Mit dem Vater erforscht das aus dem Gedächtnis erwachsende Kind die unerschöpfliche „Stammgegend“, die Region rund um Neuss, wo Hummelt aufgewachsen ist. Der Radius erweitert sich für den Jugendlichen bis nach Köln, ein Ritual sind die Pilgerfahrten zum Medienkaufhaus Saturn, das war damals noch ein gigantischer, gut sortierten Schallplattenladen, der ohrenöffnende Entdeckungen ermöglicht. Köln wird dann zum Studienort, eine Stadt, in der in den Achtzigern noch „manche Baulücken aus dem Krieg“ wie unsichtbare Denkmäler an den Schrecken gemahnen und die sich überlagernden Erinnerungsschichten des Landes offenbar werden. Schließlich zieht es Hummelt, wie so viele nach dem Mauerfall, in die Hauptstadt, was noch einmal ganz andere Expeditionen ermöglicht – „seit ich in Berlin lebe, verspüre ich doch ein leichtes Ziehen, als könnte in der nahen deutsch-polnischen Grenzregion für mich noch anderes zu finden sein.“
Immer wieder verwischen sich dabei Zeitebenen und Landschaftsräume – bereits der Titel „Der Atlas der Erinnerung“ verknüpft ja Orts- und Vergangenheitserkundung. Leben legt sich zudem übers Lesen und umgekehrt. Verehrte Autoren – allen voran Stefan George und Gottfried Benn, Hermann Lenz und Joseph von Eichendorff – locken Hummelt in deren „Stammgegenden“, die längst zu Literatur geworden sind. Manchmal ist nicht mehr zu entscheiden, „ob wir durch den Wald gingen oder durch das Gedicht“. Die konkreten Stätten entfalten eine Magie, der sich der Spurenleser schwerlich entziehen kann, halten aber auch sanfte Enttäuschungen bereit. Einmal sucht er ein Haus auf, in dem Stefan George für kurze Zeit gewohnt hat. Die Krokusse blühen, ein Vogel badet in der Regenrinne; das weiße Häuslein scheint geradezu eine Einladung an den Nachgeborenen auszusprechen, sich ihm zu nähern. Er wagt es zu klingeln, die Tür aber wird nicht geöffnet. Unverrichteter Dinge fährt Hummelt, vom Navi dirigiert, „nach Hause“ (auch so ein geheimnisvoller Ort, der immer wieder umkreist wird). „Ein Dichter lebt doch nur in seinen Büchern fort, denn ‚Häuser, Straßen, Avenuen‘ sind, wie Marcel Proust schrieb, ‚flüchtig, ach! Wie die Jahre.‘“
Diese leichtfüßig erzählten und zugleich kunstvoll sich entfaltenden Erinnerungsgänge feiern das Absichtslose, den „kleinen, fast unwillkürlichen Schritt, den ich zu einer bestimmten Stunde unternommen habe“ und der unverhofft zu Begegnungen mit Menschen, Landschaften und Büchern führt. Natürlich: Aufmerksamkeit, Wachheit, Beweglichkeit müssen schon da sein; das „Nebendraußen“, von dem Hermann Lenz in seinen Büchern spricht, ist eben kein Standort der Teilnahmslosigkeit. Im Gegenteil. Wer abseits steht, vermag eher genauer wahrzunehmen, das Zentrum ebenso wie die Ränder im Auge zu behalten. Er wird vielleicht auch genügend Distanz aufbringen, um den Dingen und den Texten wirklich nah sein zu können. Weltreisen muss er dafür nicht unternehmen. Es genügt zuweilen, das eigene Stadtviertel zu durchstreifen.
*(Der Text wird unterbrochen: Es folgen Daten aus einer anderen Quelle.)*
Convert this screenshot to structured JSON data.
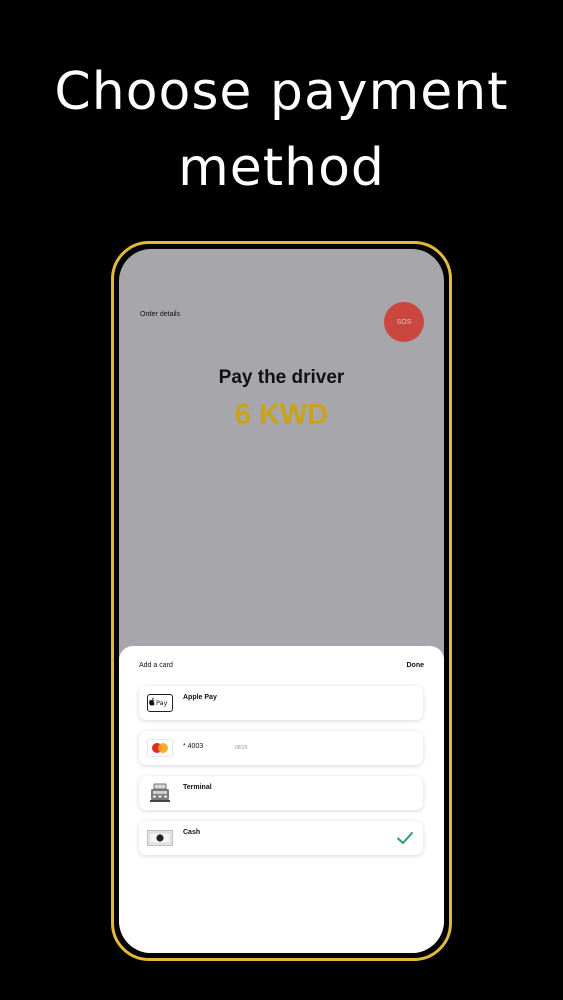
{
  "headline": {
    "line1": "Choose payment",
    "line2": "method"
  },
  "screen": {
    "order_details": "Order details",
    "sos": "SOS",
    "pay_title": "Pay the driver",
    "amount": "6 KWD"
  },
  "sheet": {
    "add_card": "Add a card",
    "done": "Done",
    "methods": [
      {
        "label": "Apple Pay",
        "icon": "apple-pay-icon"
      },
      {
        "label": "* 4003",
        "sub": "08/25",
        "icon": "mastercard-icon"
      },
      {
        "label": "Terminal",
        "icon": "terminal-icon"
      },
      {
        "label": "Cash",
        "icon": "cash-icon",
        "selected": true
      }
    ]
  },
  "colors": {
    "accent": "#e2b93b",
    "amount": "#c9a21c",
    "sos": "#c9473e",
    "check": "#2e9a6a"
  }
}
Norbert Hummelts Faszination für Landkarten, die ihn schon in der Kindheit ergriffen hat, kommt ihm bei diesen Streifzügen zugute. Sie formt seinen Sinn für Maßstäbe, für Abzweigungen, für Territorien. Und hilft ihm, die Räume in Texträume zu verwandeln. Im entscheidenden Moment muss man allerdings eine zweite Karte über die erste legen oder den Plan einfach auf den Kopf drehen, den Blick überraschend ändern, wie es der von Hummelt zitierte Walter Benjamin in seiner ‚Berliner Kindheit‘ beschreibt: „Sich in einer Stadt nicht zurechtzufinden heißt nicht viel. In einer Stadt sich aber zu verirren, wie man in einem Walde sich verirrt, braucht Schulung.“ Das Fehlgehen und die Irrwege gehören zur Orientierung in der Literatur wie im Leben. Ebenso wie die Sehnsucht, etwas Zurückliegendes – Räume und Zeiten – wieder und wieder zu begehen und in der Sprache zugänglich zu machen. Ein Gedicht solle das Abgesunkene und Vergangene, das weit Entfernte und Verlorene heranholen, hat Norbert Hummelt in seinem Lyrik-Vademekum vermerkt. In seinen Essays gelingt ihm dieses poetische Vorhaben nicht minder.
ULRICH RÜDENAUER
Norbert Hummelt: Der Atlas der Erinnerungen. Nimbus Verlag. Wädenswil am Zürichsee 2018. 168 Seiten, 24,80 Euro.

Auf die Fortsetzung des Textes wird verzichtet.